余談ではあるが、本映画の上映時間は102分であるが、作中でのエリザベスの生存時間もなんと102分である。

本作品は回想シーンを含め、完全リアルタイムでの進行となっている。




結局彼女は何者だったのか?

本映画の最大プロットである「彼女が何者なのか?」について、答えは「クローン人間」であった。

彼女の名前が「オミクロン267」という個体名で呼ばれていたことが、これの伏線となっていた。

AIのミロを操り、数々の情報を得ていく彼女であったが、「エリザベス・ハンセン」という女性の容姿が自分と一致していることから「これが自分である」と認識する。

もちろんエリザベス自身は実在する人物で、「何かしらの研究」を行っていることも情報から明らかになる。

「自分が死ぬべき人間ではない」と確信した彼女は、助かるために色々な番号に電話をかけて奔走するが、警察、及び政府には見殺しにされるという結果が待っていた。

ここでのターニングポイントとなるのが、ミロが見せてくれるひとつの動画映像である。

それは「老人のエリザベスが研究の発表をする動画」であり、ここで初めて矛盾が生じてくる。

エリザベスが自分自身なら、この老人は誰なのか?

エリザベスはカプセルの中から自分自身の旦那である「レオ・ファーガソン」の存在にたどり着き、電話をかけるが、そこでの通話相手が「老人のエリザベス」であった。

政府からは情報漏洩の防止策として「見殺し」という判断をされるが、老人のエリザベスからすれば、まさに「自分の分身」である。
切羽詰まった彼女の助言によって、無事に生還することとなった。

この「自分が何者なのか?」が解明してからの怒涛の展開が凄まじいインパクトを与えてくれる。

まさに映画における「魅せ方」の一つである、「衝撃のラスト」に該当するだろう。

「人口重力」が解除された瞬間、そして「紫外線フィルター」が解除された瞬間、本作が初めて「SF映画」として息を吹き返す演出はとても衝撃だった。

トリッキーすぎる!秀逸すぎる伏線の張り方

本映画において「衝撃のラスト」を語る上で、忘れてはならない要素が「伏線の張り方」にあるだろう。

現場環境的にも辻褄の合う伏線の張り方はなされていたが、ここで注目したいのが「ミロとのやり取り」である。

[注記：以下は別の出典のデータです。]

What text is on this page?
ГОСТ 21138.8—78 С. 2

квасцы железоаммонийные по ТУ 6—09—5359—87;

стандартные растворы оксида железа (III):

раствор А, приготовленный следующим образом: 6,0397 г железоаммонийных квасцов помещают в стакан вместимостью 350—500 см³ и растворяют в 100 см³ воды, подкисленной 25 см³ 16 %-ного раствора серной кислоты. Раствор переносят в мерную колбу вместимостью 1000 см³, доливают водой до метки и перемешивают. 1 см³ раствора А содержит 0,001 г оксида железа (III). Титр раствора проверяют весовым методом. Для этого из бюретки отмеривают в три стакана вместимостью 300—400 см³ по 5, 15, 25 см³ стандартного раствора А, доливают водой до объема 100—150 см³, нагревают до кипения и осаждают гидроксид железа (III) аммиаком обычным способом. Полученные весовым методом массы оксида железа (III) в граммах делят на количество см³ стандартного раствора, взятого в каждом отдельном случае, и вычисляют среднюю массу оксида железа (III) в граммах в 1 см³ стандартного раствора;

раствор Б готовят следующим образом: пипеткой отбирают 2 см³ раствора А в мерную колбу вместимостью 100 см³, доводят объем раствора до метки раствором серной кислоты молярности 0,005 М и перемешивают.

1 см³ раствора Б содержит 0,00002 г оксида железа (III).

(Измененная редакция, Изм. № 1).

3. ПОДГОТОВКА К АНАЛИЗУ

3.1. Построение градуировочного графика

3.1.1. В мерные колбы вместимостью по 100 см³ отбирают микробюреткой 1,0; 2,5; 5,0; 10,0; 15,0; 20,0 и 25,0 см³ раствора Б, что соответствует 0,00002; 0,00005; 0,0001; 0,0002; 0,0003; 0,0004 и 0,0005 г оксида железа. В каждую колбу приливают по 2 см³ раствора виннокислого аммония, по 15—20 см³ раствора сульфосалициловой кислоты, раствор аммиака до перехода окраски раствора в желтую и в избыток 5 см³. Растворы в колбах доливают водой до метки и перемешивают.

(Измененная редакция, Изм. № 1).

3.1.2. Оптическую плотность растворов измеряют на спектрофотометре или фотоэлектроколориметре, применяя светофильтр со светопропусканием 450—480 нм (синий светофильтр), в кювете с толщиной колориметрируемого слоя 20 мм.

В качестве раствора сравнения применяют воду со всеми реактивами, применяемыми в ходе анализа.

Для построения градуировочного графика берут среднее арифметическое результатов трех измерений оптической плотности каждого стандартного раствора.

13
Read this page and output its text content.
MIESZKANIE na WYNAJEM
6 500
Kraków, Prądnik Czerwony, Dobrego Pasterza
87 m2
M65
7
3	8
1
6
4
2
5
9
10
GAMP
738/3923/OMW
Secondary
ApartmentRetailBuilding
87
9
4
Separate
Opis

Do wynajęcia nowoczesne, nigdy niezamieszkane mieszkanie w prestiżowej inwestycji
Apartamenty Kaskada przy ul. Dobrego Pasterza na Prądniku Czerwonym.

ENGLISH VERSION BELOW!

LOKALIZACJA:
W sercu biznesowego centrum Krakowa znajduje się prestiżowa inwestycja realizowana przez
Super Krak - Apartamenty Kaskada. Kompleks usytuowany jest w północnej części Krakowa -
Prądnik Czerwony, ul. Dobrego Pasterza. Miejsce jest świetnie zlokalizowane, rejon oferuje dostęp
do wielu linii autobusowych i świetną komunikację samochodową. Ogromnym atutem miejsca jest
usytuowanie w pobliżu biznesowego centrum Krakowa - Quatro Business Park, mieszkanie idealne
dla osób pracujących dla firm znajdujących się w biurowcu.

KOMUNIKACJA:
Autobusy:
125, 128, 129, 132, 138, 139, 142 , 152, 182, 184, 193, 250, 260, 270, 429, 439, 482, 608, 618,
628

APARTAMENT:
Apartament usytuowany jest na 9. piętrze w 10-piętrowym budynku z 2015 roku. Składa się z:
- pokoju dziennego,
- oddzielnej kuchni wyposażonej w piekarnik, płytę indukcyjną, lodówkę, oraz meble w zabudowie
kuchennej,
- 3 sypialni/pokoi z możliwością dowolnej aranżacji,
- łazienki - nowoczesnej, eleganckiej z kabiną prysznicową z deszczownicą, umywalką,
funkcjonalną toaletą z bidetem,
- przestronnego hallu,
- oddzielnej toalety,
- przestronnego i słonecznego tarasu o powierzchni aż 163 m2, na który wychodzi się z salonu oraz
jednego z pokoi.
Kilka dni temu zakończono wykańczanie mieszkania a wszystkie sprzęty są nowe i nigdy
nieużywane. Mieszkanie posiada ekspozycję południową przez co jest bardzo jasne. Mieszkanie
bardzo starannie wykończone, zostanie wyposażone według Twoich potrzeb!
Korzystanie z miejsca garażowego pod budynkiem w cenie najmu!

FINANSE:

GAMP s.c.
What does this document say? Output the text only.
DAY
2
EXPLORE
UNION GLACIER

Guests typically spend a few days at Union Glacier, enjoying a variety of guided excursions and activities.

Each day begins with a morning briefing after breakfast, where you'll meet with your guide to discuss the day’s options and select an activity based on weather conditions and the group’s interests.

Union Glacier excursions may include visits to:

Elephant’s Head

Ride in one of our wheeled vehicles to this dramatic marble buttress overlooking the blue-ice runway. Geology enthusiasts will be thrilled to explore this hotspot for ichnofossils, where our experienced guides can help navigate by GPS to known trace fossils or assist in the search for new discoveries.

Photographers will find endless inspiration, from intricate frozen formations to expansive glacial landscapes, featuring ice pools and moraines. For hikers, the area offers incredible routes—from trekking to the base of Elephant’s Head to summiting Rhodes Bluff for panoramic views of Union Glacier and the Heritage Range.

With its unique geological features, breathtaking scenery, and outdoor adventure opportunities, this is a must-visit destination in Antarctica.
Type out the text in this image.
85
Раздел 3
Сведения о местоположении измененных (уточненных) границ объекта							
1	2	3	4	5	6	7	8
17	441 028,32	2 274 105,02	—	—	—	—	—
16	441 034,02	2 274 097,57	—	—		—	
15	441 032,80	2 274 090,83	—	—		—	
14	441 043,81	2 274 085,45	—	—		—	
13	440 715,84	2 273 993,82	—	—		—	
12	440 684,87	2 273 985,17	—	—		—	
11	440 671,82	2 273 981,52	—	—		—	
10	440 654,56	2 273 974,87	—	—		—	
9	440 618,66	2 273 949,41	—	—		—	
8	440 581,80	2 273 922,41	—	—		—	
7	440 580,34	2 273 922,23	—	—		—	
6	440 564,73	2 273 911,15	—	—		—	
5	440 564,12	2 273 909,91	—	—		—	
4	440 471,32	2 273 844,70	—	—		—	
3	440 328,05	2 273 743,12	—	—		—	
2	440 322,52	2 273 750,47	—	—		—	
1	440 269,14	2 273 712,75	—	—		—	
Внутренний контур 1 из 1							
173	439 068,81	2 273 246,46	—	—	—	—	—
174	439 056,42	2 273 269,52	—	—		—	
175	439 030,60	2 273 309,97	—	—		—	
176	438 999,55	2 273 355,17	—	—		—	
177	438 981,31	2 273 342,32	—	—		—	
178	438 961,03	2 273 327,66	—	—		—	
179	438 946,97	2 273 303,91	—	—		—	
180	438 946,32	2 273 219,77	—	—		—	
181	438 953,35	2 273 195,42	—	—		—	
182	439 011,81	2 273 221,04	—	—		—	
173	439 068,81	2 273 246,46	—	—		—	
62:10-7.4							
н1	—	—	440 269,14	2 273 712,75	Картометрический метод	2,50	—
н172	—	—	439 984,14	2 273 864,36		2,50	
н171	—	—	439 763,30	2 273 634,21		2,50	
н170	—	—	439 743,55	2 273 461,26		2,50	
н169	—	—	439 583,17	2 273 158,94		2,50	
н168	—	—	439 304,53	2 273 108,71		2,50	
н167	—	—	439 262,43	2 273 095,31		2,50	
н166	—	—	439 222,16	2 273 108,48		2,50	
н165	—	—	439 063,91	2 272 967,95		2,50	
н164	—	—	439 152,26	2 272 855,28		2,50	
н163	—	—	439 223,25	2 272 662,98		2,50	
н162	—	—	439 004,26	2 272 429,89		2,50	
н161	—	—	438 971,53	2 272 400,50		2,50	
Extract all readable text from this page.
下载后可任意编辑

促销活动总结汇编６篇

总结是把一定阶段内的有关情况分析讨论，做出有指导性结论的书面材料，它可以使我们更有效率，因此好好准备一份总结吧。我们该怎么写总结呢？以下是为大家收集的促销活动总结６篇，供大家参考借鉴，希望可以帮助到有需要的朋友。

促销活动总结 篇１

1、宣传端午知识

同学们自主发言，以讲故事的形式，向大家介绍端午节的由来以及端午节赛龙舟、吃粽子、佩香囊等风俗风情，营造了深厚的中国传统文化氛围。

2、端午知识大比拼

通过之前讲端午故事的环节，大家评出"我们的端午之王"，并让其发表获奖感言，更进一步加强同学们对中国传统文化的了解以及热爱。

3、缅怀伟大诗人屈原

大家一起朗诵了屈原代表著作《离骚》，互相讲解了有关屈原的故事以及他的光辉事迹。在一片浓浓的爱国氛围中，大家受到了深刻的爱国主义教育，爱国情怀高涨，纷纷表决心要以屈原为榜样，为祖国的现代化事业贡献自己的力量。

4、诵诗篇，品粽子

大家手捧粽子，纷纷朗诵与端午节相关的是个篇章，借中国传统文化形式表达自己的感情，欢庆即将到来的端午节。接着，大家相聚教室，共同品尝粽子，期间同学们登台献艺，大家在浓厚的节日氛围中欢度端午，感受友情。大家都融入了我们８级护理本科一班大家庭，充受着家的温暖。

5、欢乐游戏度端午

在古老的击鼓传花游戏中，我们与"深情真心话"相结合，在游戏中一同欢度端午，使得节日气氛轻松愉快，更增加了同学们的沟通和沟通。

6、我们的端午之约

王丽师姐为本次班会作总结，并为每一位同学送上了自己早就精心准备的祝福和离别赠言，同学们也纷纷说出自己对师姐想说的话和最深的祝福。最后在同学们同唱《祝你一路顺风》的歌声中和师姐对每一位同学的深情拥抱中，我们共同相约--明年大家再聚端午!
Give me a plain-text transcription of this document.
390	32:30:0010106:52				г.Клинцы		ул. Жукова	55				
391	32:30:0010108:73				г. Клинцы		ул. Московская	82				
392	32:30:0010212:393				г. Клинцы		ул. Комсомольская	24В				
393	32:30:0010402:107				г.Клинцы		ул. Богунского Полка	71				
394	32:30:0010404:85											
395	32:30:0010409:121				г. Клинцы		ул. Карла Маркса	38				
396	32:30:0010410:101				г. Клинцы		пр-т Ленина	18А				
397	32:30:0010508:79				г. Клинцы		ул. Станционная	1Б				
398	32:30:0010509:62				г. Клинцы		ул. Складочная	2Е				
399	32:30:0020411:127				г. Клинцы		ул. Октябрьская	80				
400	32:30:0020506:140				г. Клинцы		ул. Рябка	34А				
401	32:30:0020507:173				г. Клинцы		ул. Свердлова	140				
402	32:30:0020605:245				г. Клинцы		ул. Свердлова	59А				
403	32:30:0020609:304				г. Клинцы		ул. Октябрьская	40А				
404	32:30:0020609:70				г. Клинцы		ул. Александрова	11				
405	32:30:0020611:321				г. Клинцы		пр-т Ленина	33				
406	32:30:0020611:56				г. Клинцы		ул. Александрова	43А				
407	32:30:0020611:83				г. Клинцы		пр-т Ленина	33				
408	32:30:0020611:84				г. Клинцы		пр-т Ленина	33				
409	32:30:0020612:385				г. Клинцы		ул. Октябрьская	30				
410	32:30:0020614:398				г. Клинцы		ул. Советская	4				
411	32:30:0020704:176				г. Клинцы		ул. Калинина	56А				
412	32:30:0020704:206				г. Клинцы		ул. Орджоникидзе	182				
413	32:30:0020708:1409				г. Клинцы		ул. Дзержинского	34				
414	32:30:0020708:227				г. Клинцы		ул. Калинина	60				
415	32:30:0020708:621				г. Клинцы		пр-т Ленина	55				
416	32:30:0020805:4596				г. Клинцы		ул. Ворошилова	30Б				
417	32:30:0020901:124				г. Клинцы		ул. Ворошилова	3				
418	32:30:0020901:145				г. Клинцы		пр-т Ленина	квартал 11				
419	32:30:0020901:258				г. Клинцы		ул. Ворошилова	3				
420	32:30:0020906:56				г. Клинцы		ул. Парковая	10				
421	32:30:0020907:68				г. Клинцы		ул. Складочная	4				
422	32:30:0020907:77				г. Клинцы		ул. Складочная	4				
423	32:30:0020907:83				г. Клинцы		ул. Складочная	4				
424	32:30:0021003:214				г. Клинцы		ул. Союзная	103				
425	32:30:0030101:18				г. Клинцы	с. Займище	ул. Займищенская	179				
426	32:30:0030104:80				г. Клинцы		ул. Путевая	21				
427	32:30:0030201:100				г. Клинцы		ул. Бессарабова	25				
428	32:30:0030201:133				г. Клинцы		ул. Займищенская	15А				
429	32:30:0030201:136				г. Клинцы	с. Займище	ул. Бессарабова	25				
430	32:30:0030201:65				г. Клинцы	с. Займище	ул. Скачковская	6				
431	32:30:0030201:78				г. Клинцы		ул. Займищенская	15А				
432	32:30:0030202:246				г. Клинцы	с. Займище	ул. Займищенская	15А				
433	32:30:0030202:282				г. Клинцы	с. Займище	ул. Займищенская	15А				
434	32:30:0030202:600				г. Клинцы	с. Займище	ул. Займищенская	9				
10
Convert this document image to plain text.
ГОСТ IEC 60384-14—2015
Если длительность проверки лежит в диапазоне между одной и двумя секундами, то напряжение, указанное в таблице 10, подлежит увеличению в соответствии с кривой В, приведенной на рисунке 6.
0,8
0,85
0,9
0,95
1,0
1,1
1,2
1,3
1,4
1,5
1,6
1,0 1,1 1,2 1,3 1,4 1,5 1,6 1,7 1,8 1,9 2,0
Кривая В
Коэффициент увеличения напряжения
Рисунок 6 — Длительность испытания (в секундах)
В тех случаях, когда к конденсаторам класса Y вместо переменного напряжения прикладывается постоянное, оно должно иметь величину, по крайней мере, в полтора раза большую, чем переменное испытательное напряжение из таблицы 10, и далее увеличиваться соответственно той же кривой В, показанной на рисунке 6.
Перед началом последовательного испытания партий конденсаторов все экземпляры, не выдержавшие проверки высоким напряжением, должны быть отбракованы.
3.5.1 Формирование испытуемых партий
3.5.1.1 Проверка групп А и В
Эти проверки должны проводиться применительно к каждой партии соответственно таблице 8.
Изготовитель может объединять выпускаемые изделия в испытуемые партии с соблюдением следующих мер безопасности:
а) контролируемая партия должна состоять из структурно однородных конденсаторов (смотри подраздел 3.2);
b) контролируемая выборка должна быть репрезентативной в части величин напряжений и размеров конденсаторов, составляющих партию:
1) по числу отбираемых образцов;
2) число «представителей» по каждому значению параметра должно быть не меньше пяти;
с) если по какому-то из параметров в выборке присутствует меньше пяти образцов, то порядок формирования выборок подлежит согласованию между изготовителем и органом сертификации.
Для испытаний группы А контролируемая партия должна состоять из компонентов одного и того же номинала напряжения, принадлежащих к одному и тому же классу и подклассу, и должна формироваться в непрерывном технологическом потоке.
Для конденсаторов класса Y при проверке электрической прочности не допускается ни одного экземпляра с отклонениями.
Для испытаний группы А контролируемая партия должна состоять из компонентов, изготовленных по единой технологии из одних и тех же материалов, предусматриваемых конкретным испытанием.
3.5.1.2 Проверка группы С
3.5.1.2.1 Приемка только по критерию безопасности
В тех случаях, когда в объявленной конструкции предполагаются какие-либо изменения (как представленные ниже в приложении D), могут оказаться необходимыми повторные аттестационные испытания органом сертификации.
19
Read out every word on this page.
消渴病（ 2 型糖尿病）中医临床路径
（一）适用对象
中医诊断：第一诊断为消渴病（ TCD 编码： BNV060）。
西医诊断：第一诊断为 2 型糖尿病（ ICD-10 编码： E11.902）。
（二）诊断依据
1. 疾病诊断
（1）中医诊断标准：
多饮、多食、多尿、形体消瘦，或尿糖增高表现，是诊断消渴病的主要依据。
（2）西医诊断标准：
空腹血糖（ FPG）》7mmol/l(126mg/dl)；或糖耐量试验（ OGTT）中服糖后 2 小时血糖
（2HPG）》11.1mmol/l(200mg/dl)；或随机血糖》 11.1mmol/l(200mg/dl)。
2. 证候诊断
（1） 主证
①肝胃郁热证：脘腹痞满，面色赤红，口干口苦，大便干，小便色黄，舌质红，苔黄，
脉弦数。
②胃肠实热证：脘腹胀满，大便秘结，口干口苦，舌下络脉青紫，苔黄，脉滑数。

例えば、Googleで検索をかける時、皆さんはどのようなワード選定で検索をかけるだろうか?

そしてSiriにはどのような言葉で話しかけるだろうか?

言葉選び一つで、「すいません、よくわかりません」という返答をもらったことがある鑑賞者も多いのではないだろうか?

本映画でもミロへの話のかけ方や言葉選びで本映画の真相を闇に撒くことに成功しているのが非常に印象的となっていた。

例えば、映画の冒頭で「地球までの距離は?」なんて質問を投げかければ、一瞬で自分の置かれた状況がわかってしまう。

しかし、エリザベスはそれをしない。

物語の後半で初めてその質問を投げかけ、「ここが宇宙であること」がわかる。

そして「他のポットからの酸素供給の指示」も例外なくこれに当てはまる。

命令されれば実行できることでも、それをミロは提案してくれない。

AIを上手く使いこなそうとするエリザベスの葛藤は、現代の音声AIと非常に深い繋がりを持った要であり、真相の解明に繋がる情報をスレスレで回避していく彼女とミロのやり取りはこれまでに無い、現代的であり斬新な伏線の張り方として確立されていた。

映画のプロットがリンクする作品。

作中のやり取りで「政府に見殺しにされるシーン」が存在する本作品であるが、前述した映画作品「リミット」でも実は全く同じやり取りがある。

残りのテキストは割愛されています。